Try this. Sit square to the desk in front of you (I'm assuming you're at a computer). Put your right arm up like you're about to arm wrestle. I bet your wrist is straight and not broken down at an angle. Lay the arm down until your forearm is on the desk. No break in the wrist feels nice and relaxed right? You can roll the hand left and right pretty easily, palm down or back of the hand down. Bring your elbow back in tight to your body. The unbroken loose fist vertical should feel more neutral than breaking your wrist downward.
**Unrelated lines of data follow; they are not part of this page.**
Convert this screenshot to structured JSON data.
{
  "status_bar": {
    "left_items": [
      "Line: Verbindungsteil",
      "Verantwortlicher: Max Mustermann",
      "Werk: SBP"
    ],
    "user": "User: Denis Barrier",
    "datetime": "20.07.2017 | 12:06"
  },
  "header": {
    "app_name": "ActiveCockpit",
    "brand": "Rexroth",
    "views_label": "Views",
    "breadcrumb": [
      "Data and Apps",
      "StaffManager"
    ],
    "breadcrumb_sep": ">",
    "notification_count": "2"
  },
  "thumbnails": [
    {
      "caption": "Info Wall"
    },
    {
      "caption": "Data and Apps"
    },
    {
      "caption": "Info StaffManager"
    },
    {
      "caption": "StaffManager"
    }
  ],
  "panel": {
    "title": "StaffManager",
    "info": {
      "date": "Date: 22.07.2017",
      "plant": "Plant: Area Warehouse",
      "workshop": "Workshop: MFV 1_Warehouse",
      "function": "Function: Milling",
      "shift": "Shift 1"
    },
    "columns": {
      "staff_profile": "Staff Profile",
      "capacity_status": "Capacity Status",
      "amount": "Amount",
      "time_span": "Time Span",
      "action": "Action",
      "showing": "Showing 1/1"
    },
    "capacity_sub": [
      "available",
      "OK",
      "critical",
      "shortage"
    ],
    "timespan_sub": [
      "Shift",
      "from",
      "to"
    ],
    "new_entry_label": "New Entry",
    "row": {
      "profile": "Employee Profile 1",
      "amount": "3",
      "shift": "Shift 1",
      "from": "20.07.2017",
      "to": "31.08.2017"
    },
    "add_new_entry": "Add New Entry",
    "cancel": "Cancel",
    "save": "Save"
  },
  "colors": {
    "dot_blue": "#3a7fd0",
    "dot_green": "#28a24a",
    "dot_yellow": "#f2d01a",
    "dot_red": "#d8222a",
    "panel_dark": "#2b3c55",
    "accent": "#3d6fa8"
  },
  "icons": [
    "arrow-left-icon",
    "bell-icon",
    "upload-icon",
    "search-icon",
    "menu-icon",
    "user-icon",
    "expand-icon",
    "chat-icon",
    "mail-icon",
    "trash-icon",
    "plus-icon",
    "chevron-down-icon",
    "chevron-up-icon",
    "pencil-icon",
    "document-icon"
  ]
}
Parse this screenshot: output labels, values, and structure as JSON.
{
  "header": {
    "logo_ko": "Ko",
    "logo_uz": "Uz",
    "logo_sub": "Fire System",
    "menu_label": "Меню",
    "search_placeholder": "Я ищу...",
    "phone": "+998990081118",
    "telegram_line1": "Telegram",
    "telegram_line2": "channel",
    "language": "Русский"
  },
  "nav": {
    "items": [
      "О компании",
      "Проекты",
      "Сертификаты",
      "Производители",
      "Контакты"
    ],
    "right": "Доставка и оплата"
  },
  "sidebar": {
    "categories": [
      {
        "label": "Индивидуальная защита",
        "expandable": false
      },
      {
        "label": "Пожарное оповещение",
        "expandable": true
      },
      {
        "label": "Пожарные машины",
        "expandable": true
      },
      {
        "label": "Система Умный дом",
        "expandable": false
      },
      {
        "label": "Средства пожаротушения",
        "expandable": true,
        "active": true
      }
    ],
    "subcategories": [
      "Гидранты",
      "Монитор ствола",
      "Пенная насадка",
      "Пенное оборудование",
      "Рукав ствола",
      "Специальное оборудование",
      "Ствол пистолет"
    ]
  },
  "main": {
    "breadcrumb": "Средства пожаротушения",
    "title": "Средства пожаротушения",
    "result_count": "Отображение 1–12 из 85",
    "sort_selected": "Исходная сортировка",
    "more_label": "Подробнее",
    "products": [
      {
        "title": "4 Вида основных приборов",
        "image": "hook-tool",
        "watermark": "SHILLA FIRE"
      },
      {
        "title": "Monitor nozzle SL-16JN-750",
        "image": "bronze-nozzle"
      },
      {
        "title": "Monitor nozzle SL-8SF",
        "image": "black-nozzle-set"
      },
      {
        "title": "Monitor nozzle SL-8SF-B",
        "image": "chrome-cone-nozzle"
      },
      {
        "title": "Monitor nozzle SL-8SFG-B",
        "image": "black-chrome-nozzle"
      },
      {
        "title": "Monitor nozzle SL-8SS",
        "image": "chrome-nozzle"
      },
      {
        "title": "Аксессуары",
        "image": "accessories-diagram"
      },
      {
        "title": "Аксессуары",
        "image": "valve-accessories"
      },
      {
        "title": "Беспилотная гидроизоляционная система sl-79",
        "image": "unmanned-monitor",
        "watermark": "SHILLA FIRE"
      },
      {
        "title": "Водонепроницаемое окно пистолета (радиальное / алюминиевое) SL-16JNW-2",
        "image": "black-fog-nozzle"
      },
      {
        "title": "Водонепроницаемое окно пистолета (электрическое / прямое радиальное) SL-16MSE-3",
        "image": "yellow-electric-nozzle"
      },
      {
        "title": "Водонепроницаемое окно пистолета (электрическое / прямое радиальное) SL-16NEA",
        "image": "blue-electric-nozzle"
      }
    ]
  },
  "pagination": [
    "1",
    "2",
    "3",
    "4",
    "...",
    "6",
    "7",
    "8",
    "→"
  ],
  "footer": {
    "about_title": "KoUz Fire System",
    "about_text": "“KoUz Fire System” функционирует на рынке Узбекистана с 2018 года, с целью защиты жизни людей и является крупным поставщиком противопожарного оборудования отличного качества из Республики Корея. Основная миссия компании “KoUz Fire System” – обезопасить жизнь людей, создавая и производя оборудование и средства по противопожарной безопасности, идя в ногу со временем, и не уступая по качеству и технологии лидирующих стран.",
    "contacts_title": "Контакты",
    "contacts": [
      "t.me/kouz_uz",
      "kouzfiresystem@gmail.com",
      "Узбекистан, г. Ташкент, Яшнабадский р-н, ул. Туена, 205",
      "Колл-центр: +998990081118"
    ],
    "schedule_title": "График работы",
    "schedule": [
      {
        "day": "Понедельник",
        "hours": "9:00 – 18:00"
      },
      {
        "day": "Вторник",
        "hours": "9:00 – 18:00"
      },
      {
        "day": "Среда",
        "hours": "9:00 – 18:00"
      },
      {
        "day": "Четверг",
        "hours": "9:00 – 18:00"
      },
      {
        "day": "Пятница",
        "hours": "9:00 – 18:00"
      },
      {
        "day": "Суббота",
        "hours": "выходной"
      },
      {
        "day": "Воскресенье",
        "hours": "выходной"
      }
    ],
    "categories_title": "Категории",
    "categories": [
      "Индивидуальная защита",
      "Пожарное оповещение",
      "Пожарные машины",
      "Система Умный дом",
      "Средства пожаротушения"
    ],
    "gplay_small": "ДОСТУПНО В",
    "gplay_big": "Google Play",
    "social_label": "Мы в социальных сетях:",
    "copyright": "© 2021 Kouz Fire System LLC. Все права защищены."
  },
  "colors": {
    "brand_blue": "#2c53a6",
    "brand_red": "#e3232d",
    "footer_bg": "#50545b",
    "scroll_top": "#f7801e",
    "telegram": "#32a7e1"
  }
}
Now get unsquare. Reach as far out and away with your left hand as you can and put it on the table. Put your right arm back into the arm wrestling position, then lay it down to point towards your left hand. You should feel the contact point of your elbow roll inwards. Not quite so on the point of the elbow anymore, more on the knob on the inside of your elbow. Roll your right wrist to the right again. Bet you can't get the back of your hand flat to the table without muscling it there, because your forearm is now naturally laying inward slightly. Lift your elbow up like a shooting stance. Breaking the wrist slightly to keep your hand vertical should feel more comfortable the higher your elbow gets.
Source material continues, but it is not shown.